Среди этого бурелома, скрытые долгомохом, кустами, лишайниками и свежей травой, лежали камни, валуны и плиты. Ими были выстланы все пади между сопками. Эти камни за много лет покрылись тонким слоем земли, заросли травой, превратились в скользкие, мокрые бугры и кочки. Между ними зияли дыры, там глубоко журчала невидимая вода. Того и гляди упадешь, сломаешь ногу. А эти каменные заросшие россыпи чередовались с чавкающими, зыбкими болотами.
Славка вдруг впервые почувствовала, какая она грузная. Уже через час она едва тащилась по всем этим дебрям, задыхаясь, как старуха. За этот час испарилось ее книжное представление о геологах.
Караван продирался вперед, то взбираясь в сосняках на южные склоны-увалы, то в гущине лиственничных зарослей спускаясь по северным склонам-сиверам.
Славку облепляли кровососы-комары и слепни. Обливаясь потом, она карабкалась на сопки или на дне пади прыгала с кочки на кочку. Не видя в траве ям и камней, она постоянно запиналась и проваливалась в жидкую грязь, в ботинках ее хлюпало, шаровары до колен были мокры. Она лезла через завалы сучковатых буреломин, иногда падала, изнемогая, шла напролом через сплошные заросли кустов. Ударившись щиколоткой или коленом, она стискивала зубы, чтобы не застонать. Рот пересыхал от жажды, стертые ноги горели, руки и лицо были в царапинах и в кровавых пятнах от расплющенных слепней и комаров. Ей казалось, что она сейчас упадет и не поднимется. Лучше умереть здесь от голода, пусть лучше уж разорвут волки, чем так идти и идти по этой немыслимой дороге. Но приходилось напрягать все силы и прыгать через обгорелые, с острыми сучками лиственницы, карабкаться на сопку.
Не лучше чувствовал себя и Палей, который тоже впервые шел в такой маршрут. Но Грузинцев, Петрович и Посохов, знавшие дороги и похуже, шли уверенно, прыгали через завалы и по камням ловко и умело.
Ася хоть и устала, но не до изнеможения. Она была легкой и проворной.
Жалко было измученных лошадей. Когда спускались по ключу к устью пади, на глазах Славки Воронко Бянкина вдруг провалился задними ногами, рванулся и тут же провалился передними.
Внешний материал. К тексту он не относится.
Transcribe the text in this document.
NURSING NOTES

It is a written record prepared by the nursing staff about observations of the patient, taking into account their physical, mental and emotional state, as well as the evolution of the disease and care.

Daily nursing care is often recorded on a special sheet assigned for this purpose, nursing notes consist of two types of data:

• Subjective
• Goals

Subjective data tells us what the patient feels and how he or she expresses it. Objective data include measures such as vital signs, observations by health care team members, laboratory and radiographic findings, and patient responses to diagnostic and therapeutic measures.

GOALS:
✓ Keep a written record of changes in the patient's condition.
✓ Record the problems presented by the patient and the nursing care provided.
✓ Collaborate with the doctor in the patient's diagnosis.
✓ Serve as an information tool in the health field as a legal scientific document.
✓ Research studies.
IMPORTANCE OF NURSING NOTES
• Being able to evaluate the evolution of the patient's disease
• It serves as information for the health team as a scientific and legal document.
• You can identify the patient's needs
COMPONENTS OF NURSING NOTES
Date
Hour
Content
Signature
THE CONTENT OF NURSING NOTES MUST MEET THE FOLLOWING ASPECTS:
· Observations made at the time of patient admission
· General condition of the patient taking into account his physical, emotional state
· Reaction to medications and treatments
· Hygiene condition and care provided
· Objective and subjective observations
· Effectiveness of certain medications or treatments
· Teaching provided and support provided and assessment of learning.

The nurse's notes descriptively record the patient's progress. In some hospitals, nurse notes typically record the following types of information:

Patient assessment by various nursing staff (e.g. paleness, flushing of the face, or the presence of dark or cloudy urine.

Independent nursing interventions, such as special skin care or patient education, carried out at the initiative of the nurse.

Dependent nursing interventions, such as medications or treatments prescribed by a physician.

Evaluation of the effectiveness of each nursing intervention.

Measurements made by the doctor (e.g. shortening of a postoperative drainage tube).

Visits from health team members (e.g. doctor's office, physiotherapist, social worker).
— Тихо, тихо, глупый, тихо, — уговаривал его Бянкин. — Сюда иди, сюда. Здесь тверже.
К нему подбежали Грузинцев, Космач, Палей. Подхватили вьюки, стали гнать лошадь в нужную сторону. Воронко тяжело поводил боками, обезумевшие глаза его выкатились.
— Ишь ты какой нервный! Прямо психопат! Но-о, кляча! — закричал Космач и замахнулся, дернул повод. Воронко, разбрызгивая грязь, вырвал из болота передние ноги, но тут же повалился на бок, под ним затрещала гнилая колодина. Хрипя, заваливаясь на вьюки, он бился, дрыгал в воздухе грязными ногами.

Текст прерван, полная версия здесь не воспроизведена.